Bis vor einem Jahr fuhren von hier aus täglich Lastwagen der Firma durch das Dorf, beladen mit Schweinen, die sie ins Schlachthaus brachten. Doch seit Mai 2023 bleibt dieses Tor geschlossen. Die Bewohner*innen des 400-Seelen-Dorfes hatten dort, wo die Dauerkundgebung stattfindet, eine Blockade errichtet, die den Zugang zum Schweinestall versperrt. Es ist nur ein kleiner Erfolg. Die Menschen, mit denen wir sprechen, machen sich keine großen Hoffnungen darauf, Kekén vertreiben zu können. Aber jetzt müssen die Schweinetransporter zumindest einen anderen Weg zur Farm nehmen – um das widerständige Dorf herum.
Gründe für den anhaltenden Protest haben die Bewohner*innen viele. Die Mastanlage mit seinen rund 60 000 Schweinen verschmutzt die Umwelt; die gesundheitlichen und sozialen Folgen für die Anwohner*innen sind verheerend. Zwar garantiert die mexikanische Verfassung das Recht auf eine saubere und gesunde Umwelt. Doch korrupte Behörden und Politiker*innen ließen diese Verstöße nicht nur zu, sondern seien teilweise direkt in die Geschäfte von Kekén verwickelt, berichtet Wilberth Alfonso Nahuat Puc, der Ortsvorsteher von Santa Maria Chí.
Die Behörden schafften die Grundlage für das Fortbestehen und den Ausbau der riesigen Mastställe, beschwert er sich. Sie hätten dafür weitere Genehmigungen und Produktionsflächen bereitstellt und zugleich die Kontrollen zur Rechtmäßigkeit der Fleischproduktion unterlassen. Bewohner*innen haben im vorigen Jahr zwei Klagen gegen das Unternehmen Kekén eingereicht. In einem Fall wurde mittlerweile entschieden, dass wegen der vielen Umweltschäden der Betrieb der Anlage eigentlich eingestellt werden müsste. Doch die Anwohner*innen berichten von einem Business as usual. Die Ferkel werden weiterhin bis zur Schlachtreife gehalten und dann zum Schlachthof gebracht.
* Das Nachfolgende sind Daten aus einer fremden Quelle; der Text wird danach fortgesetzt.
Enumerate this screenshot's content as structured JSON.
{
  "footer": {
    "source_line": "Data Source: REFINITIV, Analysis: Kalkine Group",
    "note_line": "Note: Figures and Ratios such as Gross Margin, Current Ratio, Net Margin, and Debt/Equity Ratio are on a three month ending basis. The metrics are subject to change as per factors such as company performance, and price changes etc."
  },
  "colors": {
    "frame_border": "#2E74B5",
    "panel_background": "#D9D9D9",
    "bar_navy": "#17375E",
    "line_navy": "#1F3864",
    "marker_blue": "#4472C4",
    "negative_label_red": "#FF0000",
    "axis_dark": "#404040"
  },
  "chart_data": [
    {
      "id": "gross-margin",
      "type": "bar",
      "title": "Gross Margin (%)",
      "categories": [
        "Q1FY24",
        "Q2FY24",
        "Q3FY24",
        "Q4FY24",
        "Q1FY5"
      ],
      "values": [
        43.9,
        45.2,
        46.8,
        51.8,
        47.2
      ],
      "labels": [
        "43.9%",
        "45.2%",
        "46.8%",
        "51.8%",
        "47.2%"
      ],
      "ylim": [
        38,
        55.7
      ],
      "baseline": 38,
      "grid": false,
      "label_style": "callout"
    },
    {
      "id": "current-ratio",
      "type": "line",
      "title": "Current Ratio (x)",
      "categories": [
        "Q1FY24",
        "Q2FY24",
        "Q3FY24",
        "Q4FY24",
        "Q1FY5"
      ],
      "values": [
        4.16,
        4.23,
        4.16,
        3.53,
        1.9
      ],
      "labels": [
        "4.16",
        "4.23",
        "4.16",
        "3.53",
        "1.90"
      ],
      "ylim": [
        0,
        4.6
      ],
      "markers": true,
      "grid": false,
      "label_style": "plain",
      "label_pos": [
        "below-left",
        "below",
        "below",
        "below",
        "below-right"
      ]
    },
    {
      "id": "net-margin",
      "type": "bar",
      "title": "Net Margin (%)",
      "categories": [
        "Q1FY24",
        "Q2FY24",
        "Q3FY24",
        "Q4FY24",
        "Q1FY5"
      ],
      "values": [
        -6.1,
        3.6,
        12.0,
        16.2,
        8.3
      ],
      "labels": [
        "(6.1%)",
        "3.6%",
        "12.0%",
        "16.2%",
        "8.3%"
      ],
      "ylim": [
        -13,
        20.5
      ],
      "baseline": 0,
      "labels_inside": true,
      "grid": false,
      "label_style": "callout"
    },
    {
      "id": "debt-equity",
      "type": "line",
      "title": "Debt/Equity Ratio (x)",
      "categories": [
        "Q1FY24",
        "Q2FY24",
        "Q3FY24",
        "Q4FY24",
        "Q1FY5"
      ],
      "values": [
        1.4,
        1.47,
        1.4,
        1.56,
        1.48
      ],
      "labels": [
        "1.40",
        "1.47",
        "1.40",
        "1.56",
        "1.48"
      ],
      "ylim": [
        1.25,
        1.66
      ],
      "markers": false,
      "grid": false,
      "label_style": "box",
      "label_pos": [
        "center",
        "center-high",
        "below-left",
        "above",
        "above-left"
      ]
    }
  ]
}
Die Grundlage für die Massentierhaltung auf Yucatán wurde vor dreißig Jahren geschaffen. Mit dem Inkrafttreten des nordamerikanischen Nafta-Freihandelsabkommens zum Jahresbeginn 1994 fand eine tiefgreifende Umstrukturierung des Agrarsektors in Mexiko statt. Vor allem die Schweinefleischproduktion expandierte. Angetrieben durch eine global steigende Nachfrage nach Fleisch und angelockt durch fehlende Umweltregulierungen, günstige Arbeitskräfte und reichlich verfügbare Ressourcen, strömen seit Mitte der 1990er-Jahre Agrarkonzerne nach Mexiko. Kleinbäuerliche Betriebe, die einst die Fleischproduktion dominierten, wurden bis zur Jahrtausendwende fast vollständig verdrängt.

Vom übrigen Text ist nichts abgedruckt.